LOL! I thought the same thing & then we had #3. I wouldn't change it for the world.
And I'd say, "That's so wonderful!" And I'd actually mean it. I just don't want to take that chance. I like sitting at a table without having a chair hanging off the end. Amusement parks will love us because we aren't breaking up the family for roller coaster rides. And god forbid, our third was a girl. Here's another comment I have gotten or might get again:
LOL! I only wanted boys too & then my girl came along. I love her so much!
And I'd say, "That's wonderful!" And I'd actually mean it. If I had to pick, I want all boys. But since that's not how nature works, I'm certain I'd love a daughter too. I'm not cold-hearted, I just know what I'm good at. Fart sounds & boogers are where I'm strongest. That being said, a third child for us would definitely be a girl. I just know it.
But whenever a period is late, your mind scampers off to the big "What-if?" They actually over-warn you before a vasectomy that a pregnancy is possible. The chances are 1 in 64,000. But there's a 1 in that sentence & that's all I focus on. During this week, I was assuming that my body is still getting used to not have birth control in its system, but it was starting to freak me out.
Here's the part of the story that does make me sad. I adore being pregnant. If I could spend my entire life being pregnant, I just might. I'm not sure what it is. I wasn't overly emotional about the pregnancy. When I saw the ultrasounds, I didn't cry at the sight of my son. I didn't fully attach to either kid while in utero. My pregnancies were easy. I was huge, but that was fine. It was funny to bump into things with my bump. It was amusing to hear the shit people would ask or say about my pregnancy. I liked trying to figure out if I was resting my book on a baby butt or a head.
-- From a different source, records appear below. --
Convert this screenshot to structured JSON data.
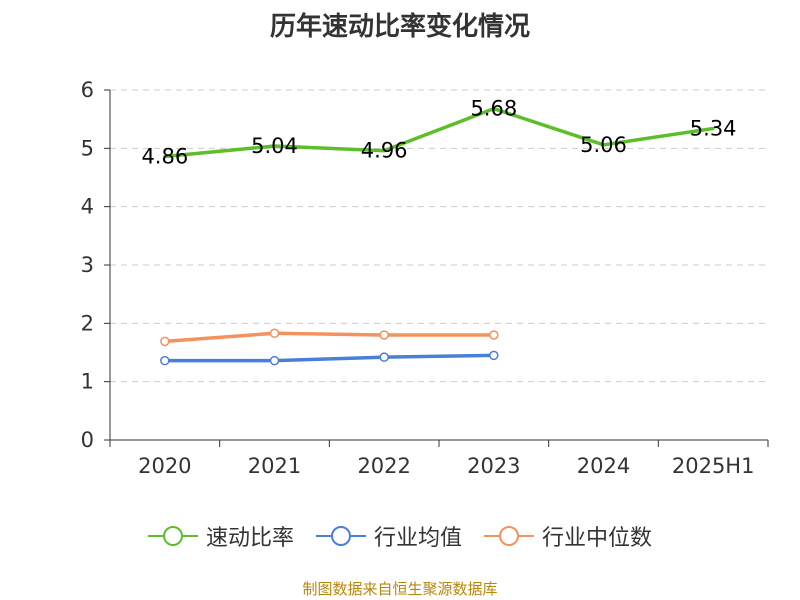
{
  "chart_data": {
    "type": "line",
    "title": "历年速动比率变化情况",
    "categories": [
      "2020",
      "2021",
      "2022",
      "2023",
      "2024",
      "2025H1"
    ],
    "ylim": [
      0,
      6
    ],
    "yticks": [
      "0",
      "1",
      "2",
      "3",
      "4",
      "5",
      "6"
    ],
    "grid": true,
    "legend_position": "bottom",
    "series": [
      {
        "name": "速动比率",
        "color": "#5cbf2a",
        "values": [
          4.86,
          5.04,
          4.96,
          5.68,
          5.06,
          5.34
        ],
        "labels": [
          "4.86",
          "5.04",
          "4.96",
          "5.68",
          "5.06",
          "5.34"
        ]
      },
      {
        "name": "行业均值",
        "color": "#4a7fd8",
        "values": [
          1.36,
          1.36,
          1.42,
          1.45,
          null,
          null
        ]
      },
      {
        "name": "行业中位数",
        "color": "#f4925e",
        "values": [
          1.69,
          1.83,
          1.8,
          1.8,
          null,
          null
        ]
      }
    ]
  },
  "source_text": "制图数据来自恒生聚源数据库"
}
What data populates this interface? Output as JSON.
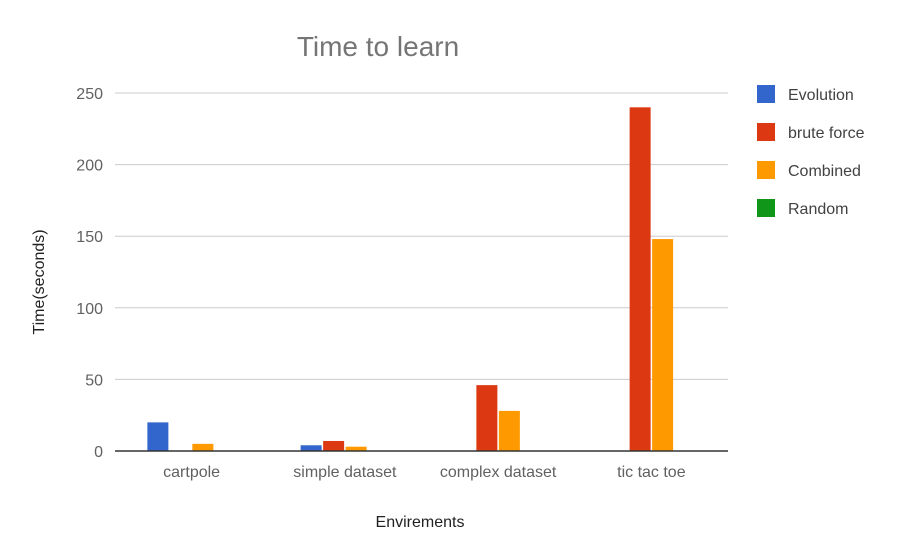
{
  "chart_data": {
    "type": "bar",
    "title": "Time to learn",
    "xlabel": "Envirements",
    "ylabel": "Time(seconds)",
    "categories": [
      "cartpole",
      "simple dataset",
      "complex dataset",
      "tic tac toe"
    ],
    "ylim": [
      0,
      250
    ],
    "yticks": [
      0,
      50,
      100,
      150,
      200,
      250
    ],
    "grid": true,
    "legend_position": "right",
    "series": [
      {
        "name": "Evolution",
        "color": "#3366cc",
        "values": [
          20,
          4,
          0,
          0
        ]
      },
      {
        "name": "brute force",
        "color": "#dc3912",
        "values": [
          0,
          7,
          46,
          240
        ]
      },
      {
        "name": "Combined",
        "color": "#ff9900",
        "values": [
          5,
          3,
          28,
          148
        ]
      },
      {
        "name": "Random",
        "color": "#109618",
        "values": [
          0,
          0,
          0,
          0
        ]
      }
    ]
  }
}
I loved being the hospital. I loved breast-feeding all over the place. All of it & I will miss that until the day my kids put me in a home. But I don't want the rest that comes with a pregnancy, I'm thrilled & blessed with the two I have. I'd carry babies for the 20 women if I could, but I'd gladly hand their child over the second I pushed it out. Goo & all.
Until someone rents out my womb, I'm grateful to have started my period.